A recent study has identified the bacteria that causes the infection. It was also discovered how the bacteria infect penguin chicks and how to treat them to save the species from extinction.

The research was initiated by the New Zealand Department of Conservation, University of Otago, Massey University and the University of Northumbria. The team collected the results of the penguin mouth swab tests in their known infected nests on the Otago Peninsula.

"My colleagues and I isolated bacteria in the laboratory and sequenced their DNA to create a family tree that shows how these bacteria are related to other species," said Vartul Sangal of the University of Northumbria, Newcastle, UK.

The strain of bacteria found has never been reported before, belongs to the Corynebacterium group. Other bacterial species in the group cause diphtheria in humans, which can also be deadly.

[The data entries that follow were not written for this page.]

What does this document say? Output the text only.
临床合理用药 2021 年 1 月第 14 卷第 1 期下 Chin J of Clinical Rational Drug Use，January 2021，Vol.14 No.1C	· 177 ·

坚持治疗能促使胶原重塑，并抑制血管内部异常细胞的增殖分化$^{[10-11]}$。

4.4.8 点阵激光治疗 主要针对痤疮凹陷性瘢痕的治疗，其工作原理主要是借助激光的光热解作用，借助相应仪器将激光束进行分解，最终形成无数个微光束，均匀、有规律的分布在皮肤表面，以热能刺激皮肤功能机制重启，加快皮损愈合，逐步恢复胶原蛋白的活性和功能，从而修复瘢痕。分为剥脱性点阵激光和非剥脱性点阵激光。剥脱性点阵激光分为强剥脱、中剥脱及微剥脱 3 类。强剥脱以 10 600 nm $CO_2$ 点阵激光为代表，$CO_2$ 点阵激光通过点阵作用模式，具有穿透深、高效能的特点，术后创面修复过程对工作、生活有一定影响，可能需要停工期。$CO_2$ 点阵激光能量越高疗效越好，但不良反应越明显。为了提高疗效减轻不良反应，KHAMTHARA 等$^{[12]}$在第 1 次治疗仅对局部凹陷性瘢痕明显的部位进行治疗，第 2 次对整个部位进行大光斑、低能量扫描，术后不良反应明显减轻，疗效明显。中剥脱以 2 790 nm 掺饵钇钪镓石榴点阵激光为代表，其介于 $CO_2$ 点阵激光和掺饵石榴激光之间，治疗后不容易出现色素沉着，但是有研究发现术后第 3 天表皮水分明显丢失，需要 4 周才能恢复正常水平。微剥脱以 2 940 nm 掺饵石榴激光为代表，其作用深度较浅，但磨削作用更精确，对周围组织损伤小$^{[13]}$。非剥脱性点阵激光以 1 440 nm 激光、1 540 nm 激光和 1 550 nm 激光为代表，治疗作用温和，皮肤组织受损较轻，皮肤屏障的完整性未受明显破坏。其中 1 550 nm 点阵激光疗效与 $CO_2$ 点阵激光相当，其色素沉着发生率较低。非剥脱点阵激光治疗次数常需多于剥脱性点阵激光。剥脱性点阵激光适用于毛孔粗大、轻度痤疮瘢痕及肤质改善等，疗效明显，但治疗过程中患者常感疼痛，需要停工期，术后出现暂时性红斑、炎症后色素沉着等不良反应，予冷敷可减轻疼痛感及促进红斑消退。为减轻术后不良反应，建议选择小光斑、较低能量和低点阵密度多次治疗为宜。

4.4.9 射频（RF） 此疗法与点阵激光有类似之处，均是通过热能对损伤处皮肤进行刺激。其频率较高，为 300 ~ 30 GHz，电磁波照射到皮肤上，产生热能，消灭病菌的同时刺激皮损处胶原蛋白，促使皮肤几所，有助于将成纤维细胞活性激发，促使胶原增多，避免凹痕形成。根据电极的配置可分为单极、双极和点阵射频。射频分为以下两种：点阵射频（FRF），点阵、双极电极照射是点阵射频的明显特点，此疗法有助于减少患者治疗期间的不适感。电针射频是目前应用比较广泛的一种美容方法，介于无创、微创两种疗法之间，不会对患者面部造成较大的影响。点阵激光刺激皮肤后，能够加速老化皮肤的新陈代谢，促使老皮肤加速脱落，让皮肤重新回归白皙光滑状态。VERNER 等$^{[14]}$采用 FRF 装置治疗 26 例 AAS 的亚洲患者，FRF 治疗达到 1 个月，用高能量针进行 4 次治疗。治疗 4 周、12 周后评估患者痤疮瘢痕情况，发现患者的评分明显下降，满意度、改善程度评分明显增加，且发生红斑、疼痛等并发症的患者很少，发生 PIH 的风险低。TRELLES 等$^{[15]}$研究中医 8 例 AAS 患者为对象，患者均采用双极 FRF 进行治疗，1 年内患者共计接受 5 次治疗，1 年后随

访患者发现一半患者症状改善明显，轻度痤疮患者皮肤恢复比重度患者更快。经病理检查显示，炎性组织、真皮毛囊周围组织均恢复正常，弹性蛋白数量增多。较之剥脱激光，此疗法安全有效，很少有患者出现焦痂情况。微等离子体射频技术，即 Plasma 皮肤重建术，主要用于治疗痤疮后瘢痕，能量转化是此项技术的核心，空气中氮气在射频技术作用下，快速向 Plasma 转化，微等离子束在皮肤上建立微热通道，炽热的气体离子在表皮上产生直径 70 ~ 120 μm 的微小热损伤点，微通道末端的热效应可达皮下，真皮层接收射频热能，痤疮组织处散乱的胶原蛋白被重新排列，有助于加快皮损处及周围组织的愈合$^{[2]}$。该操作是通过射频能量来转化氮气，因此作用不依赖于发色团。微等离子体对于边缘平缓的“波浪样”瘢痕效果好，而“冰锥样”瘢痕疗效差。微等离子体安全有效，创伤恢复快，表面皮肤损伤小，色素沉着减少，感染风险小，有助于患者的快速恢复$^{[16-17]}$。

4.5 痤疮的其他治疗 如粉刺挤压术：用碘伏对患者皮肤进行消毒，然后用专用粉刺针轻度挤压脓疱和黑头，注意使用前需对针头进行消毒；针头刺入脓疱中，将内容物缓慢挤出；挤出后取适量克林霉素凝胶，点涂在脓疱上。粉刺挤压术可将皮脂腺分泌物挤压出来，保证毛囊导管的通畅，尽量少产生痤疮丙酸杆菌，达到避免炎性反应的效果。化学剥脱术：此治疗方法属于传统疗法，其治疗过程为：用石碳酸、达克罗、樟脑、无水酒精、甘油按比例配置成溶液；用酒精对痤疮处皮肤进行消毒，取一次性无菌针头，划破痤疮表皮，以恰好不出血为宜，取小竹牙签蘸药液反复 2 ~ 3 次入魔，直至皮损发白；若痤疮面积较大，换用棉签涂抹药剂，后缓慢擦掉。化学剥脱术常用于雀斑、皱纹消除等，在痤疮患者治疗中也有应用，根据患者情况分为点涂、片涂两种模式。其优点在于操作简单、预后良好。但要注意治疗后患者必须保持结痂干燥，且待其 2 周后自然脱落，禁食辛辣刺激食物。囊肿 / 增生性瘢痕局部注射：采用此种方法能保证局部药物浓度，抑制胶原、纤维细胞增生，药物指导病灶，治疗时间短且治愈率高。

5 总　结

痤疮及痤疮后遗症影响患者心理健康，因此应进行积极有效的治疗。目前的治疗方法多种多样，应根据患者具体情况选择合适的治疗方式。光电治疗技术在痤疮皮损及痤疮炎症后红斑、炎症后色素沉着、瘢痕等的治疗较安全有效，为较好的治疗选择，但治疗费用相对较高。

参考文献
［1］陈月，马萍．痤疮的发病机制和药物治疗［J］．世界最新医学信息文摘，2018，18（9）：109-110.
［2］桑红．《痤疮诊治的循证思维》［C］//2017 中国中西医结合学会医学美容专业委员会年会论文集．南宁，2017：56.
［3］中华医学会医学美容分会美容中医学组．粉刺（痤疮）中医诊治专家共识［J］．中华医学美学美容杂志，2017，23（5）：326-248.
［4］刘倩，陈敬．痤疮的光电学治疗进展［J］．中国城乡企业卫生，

Fortunately, the team also discovered a unique DNA sequence in the bacteria that helped develop a simple test to quickly and reliably identify infection. The results could help treat infected penguins.

One of the disease-causing genes produces a protein called Phospholipase D, which helps bacteria survive once inside a host. The protein can be modified to protect the animal from bacterial infection.

"This is very exciting, because it can help us develop a vaccine for the most endangered penguin species in the world, and maybe save it from extinction," said Sangal, quoted from The Conversation page, Sunday (20/6).